Deux articles mettent au jour des individus méconnus. Fanny Goujat trace l’itinéraire d’Edouard Helsey (alias Lucien Coulond), écrivain-reporter qui voit son destin basculer avec la Grande Guerre, envoyé en octobre 1915 couvrir le front d’Orient. Il participe à la naissance de la propagande avant de se livrer à un combat pour la vérité, préoccupé de faire connaître une armée d’Orient privée de moyens de communication. En 1929, il part pour la Palestine et met au jour les contradictions de la politique de la puissance mandataire. Maria Zhiltsova a, pour sa part, étudié la période de formation d’une autre figure, celle du danseur et chorégraphe lyonnais Jules Perrot. L’étude, en cours, promet d’enrichir notre connaissance des circulations littéraires, musicales et artistiques de l’époque contemporaine ainsi que celle de l’art du spectacle étoffée par les travaux de Jean-Claude Yon et Pascale Goetschel. La reconstitution de cette première période de la vie du danseur s’est en particulier appuyée sur l’analyse des sources iconographiques conservées à la Bibliothèque-musée de l’Opéra. L’article s’achève au moment où s’ouvre la carrière internationale, en partie forcée, de l’artiste qui, pour gagner sa vie, multiplie les tournées à partir de 1835. Il obtiendra ultérieurement des postes de maître de ballet à Londres et à Saint-Pétersbourg.

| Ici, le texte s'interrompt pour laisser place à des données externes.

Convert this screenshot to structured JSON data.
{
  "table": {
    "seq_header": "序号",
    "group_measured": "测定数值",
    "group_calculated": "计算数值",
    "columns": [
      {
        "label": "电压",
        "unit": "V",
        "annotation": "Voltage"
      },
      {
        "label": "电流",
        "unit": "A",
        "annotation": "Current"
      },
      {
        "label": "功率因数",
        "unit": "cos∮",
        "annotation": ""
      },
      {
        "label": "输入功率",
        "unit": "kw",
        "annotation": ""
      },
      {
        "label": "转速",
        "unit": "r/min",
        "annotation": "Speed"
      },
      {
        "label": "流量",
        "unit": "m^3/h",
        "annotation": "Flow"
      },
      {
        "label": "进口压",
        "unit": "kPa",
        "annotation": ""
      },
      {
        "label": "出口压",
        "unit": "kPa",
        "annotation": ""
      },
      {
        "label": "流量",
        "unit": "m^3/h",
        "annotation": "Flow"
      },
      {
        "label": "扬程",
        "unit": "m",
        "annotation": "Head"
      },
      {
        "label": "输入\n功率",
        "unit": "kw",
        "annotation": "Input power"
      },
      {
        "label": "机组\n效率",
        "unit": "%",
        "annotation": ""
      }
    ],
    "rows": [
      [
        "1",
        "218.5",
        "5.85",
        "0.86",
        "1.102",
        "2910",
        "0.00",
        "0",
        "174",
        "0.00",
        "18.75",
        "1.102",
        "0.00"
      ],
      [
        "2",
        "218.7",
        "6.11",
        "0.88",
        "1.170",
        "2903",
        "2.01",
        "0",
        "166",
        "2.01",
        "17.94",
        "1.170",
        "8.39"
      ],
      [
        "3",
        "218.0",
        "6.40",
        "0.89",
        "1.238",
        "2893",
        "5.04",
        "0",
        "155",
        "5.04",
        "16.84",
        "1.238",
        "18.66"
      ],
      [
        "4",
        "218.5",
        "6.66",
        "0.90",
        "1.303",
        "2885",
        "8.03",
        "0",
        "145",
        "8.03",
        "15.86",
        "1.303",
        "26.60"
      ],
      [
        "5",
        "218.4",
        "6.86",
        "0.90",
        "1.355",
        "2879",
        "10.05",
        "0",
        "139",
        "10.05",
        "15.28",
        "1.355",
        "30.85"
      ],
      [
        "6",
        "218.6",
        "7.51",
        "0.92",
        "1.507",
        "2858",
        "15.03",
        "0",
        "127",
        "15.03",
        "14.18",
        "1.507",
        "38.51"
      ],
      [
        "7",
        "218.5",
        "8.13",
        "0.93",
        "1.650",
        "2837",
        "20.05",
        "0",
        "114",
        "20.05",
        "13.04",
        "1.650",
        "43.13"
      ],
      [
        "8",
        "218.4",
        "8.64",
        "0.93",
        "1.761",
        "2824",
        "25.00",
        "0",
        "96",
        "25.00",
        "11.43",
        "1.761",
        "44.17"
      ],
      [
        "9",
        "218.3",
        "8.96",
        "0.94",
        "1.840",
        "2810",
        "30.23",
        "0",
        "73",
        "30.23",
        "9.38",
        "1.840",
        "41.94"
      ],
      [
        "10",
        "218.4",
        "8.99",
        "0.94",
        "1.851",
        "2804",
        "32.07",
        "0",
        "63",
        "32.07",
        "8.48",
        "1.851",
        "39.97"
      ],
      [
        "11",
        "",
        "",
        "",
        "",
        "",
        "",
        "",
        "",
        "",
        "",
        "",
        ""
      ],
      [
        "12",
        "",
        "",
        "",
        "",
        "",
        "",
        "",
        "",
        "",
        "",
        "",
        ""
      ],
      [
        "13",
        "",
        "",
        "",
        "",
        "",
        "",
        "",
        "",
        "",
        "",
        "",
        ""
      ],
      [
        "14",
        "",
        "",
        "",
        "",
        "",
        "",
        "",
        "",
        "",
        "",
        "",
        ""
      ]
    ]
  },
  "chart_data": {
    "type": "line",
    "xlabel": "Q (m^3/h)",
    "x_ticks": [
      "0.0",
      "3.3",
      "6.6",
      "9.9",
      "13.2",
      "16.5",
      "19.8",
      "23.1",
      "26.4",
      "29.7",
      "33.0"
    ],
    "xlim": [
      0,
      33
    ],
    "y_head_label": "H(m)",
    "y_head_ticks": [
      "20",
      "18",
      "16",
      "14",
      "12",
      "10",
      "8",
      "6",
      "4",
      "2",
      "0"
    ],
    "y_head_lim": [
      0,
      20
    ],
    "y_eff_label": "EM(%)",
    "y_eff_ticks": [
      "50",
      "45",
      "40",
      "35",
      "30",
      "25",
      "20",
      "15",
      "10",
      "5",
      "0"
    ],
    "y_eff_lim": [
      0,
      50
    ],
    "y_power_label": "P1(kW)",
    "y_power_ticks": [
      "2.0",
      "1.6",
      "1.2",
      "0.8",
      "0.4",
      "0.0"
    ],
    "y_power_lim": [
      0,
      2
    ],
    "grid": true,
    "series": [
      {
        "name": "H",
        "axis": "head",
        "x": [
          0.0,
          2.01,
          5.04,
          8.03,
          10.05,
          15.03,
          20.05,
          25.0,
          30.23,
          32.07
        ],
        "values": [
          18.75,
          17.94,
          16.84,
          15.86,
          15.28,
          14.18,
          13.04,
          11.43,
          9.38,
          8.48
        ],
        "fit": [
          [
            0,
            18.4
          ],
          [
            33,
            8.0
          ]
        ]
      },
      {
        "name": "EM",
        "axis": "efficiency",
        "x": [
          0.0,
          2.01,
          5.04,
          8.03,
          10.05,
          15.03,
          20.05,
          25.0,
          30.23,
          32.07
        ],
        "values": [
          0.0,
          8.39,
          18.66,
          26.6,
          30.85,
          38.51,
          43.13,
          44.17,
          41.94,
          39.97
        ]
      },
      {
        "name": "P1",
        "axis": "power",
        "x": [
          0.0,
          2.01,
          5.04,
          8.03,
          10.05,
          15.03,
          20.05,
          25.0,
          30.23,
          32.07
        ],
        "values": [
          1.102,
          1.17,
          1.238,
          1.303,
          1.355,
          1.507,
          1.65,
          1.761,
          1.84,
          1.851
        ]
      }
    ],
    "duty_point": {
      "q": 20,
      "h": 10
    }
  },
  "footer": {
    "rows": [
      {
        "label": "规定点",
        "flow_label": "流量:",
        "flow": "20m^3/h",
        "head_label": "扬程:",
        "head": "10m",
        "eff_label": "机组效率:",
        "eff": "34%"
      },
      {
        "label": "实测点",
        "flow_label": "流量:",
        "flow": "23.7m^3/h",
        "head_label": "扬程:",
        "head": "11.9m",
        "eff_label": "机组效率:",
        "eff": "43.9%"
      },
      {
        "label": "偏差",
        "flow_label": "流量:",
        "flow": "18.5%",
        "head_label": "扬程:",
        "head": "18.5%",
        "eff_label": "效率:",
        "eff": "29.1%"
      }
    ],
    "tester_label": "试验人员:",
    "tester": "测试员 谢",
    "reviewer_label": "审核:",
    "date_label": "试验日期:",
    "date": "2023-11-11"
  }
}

Étienne Morales prend, de son côté, l’histoire des circulations, engagée depuis une dizaine d’années, au pied de la lettre : il se concentre sur les réseaux aériens entre Cuba et l’Espagne, à la suite de la création de la toute première liaison aérienne régulière entre La Havane et Madrid en 1946. Il montre en particulier comment cet espace aérien a été un champ de luttes commerciales et, aussi, un instrument d’action diplomatique et culturelle, permettant en outre de contourner l’absence de relations officielles entre le Mexique et l’Espagne franquiste. La chute de Batista en 1959 introduit une donnée nouvelle tout comme la crise des missiles en 1962.

 

Trois jeunes docteurs présentent enfin le résultat de leur recherche : Marianne Gonzáles-Alemán, sous la direction d’Annick Lempérière, a mis en perspective les différents usages de la rue que font les réformistes de Buenos Aires et souligné la force du maintien de pratiques traditionnelles dans les années 1930. Sous l’égide d’Antoine Marès, Jiří Hnilica a étudié le réseau éducatif ayant permis à la France d’exercer dans les années 1920 et 1930 une influence profonde sur la formation des élites tchécoslovaques. Enfin, Alexandre Moreli-Rocha, co-dirigé par Robert Frank, a consacré ses recherches à l’archipel des Açores, enjeu récurrent entre la Grande-Bretagne et les États-Unis depuis la Seconde Guerre mondiale.

 

 

 

 

 

 

 


[1]    Anne Rasmussen « Tournant, inflexions, ruptures : le moment internationaliste », Mil neuf cent. Revue d’histoire intellectuelle, n° 19, 2001/1, p. 27-41 ; Karl Dietrich Erdmann, Die Ökumene der Historiker. Geschichte der Internationalen Historikerkongresse und des Comité International des Sciences Historiques, Göttingen, Vandenhoeck und Ruprecht, 1987 ; Agnes Blänsdorf, « Une collaboration scientifique “dans un esprit vraiment œcuménique et international” : Les congrès internationaux d’historiens et le Comité international des sciences historiques dans l’entre-deux-guerres », Revue germanique international, n° 12, 2010 [en ligne].

[2]    www.polestra.com/comintrel/ [site consulté le mercredi 20 mars 2013].